Investigators are welcome to contribute with original research articles, perspectives, as well as review articles or case reports outlining the continuing efforts that are being made to understand the mechanisms underlying the causes of these neurodegenerative diseases.
Neurodegenerative disorders such as Amyotrophic Lateral Sclerosis (ALS), Multiple Sclerosis (MS), Alzheimer's disease (AD), and Frontotemporal Dementia (FTD) are devastating diseases carrying considerable morbidity, mortality, and personal, societal and economic cost.
Using diseased brains combined with single cell technologies from molecular to genomic/genetic approaches, scientist started to uncover novel cellular and sub-cellular populations in specific CNS regions associated with these diseases. These methods allow us to characterize the effect of genetic variation on the cellular architecture, and to shed light on 3-D configuration of: (1) the genome; (2) the complex pathophysiological mechanisms regulating gene expression in those diseased cells. However, the functional relevance of most discovered genes and loci remains unclear and the mechanisms through which they contribute to these diseases are largely unknown.

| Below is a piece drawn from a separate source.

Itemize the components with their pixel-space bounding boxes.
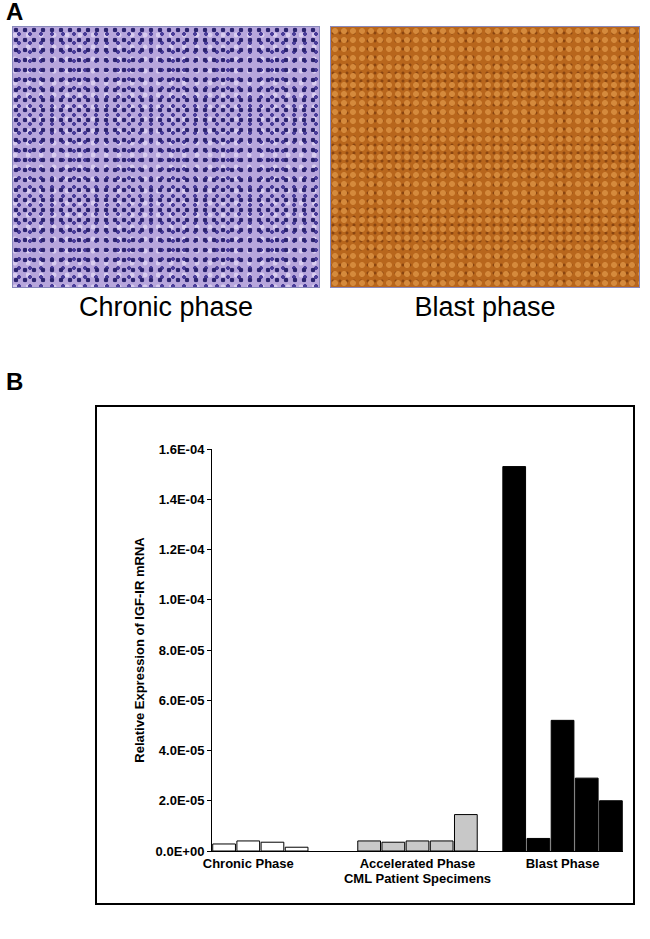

It is hypothesized that the majority of the common risk variants for ALS, MS, AD, and FTD are within non-coding regions. Many of these sequences are thought to exert their effects through disruption of regulatory functions, including effects on long-range Cis-Regulatory Elements (CREs) that physically interact with Transcription Start Sites (TSS). In the past decade, the characterization and annotation of the putative functional role of risk variants identified by Genome-Wide Association Studies (GWAS), together with the regulation of gene expression by generating cell type-specific multiscale-omics data (including RNA-seq, ATAC-seq, various ChIP-seq and 4C/HiC) from cohorts of control and diseased brains, have generated huge datasets. This allowed the integration of gene expression as well as the generation of epigenome Quantitative Trait Loci (QTL) and spatial transcriptome maps with GWAS. All these multi-scale data are leveraged to interpret the genetic architecture of these illnesses for downstream integrative analysis as well as multi-scale network modeling and therefore to identify GWAS risk variants. Moreover, consortia-led genomic and post-mortem studies run with patient and animal provide large-scale cohorts datasets for genomics, transcriptomics, and epigenomes, available through various consortiums, such as ALS and related disorders for Therapeutic Development (CReATe), European ALS Consortium (EALSC), CommonMind, PsychENCODE, and FTD sequencing consortium. Using computation and machine learning approaches to leverage these molecular datasets provides a powerful tool to “translate” genetic findings related to the dysregulation of specific molecular pathways across multiple traits and will empower drug research.
Considering the importance of genome-wide and cell type specific alterations of chromatin and multi-omics maps, the identification of novel gene targets and their associated enhancer and promoter are needed to identify specific regulatory units, cell-type wise. This will provide insight into the potential novel pathways and therapeutic interventions that could lead to ALS, MS, AD, and FTD cure.
In this Research Topic, our emphasis is on outlining progress in the interpretation of big datasets, toward a better understanding of basic mechanistic roles of genetics and epigenetics in ALS, MS, AD, and FTD disease, the area of:
• genomics,
• transcriptomics,
• epigenomics,
• spatial genomics, and
• use of computational and system medicine.
Investigators are welcome to contribute with original research articles, perspectives, as well as review articles or case reports outlining the continuing efforts that are being made to understand the mechanisms underlying the causes of these neurodegenerative diseases.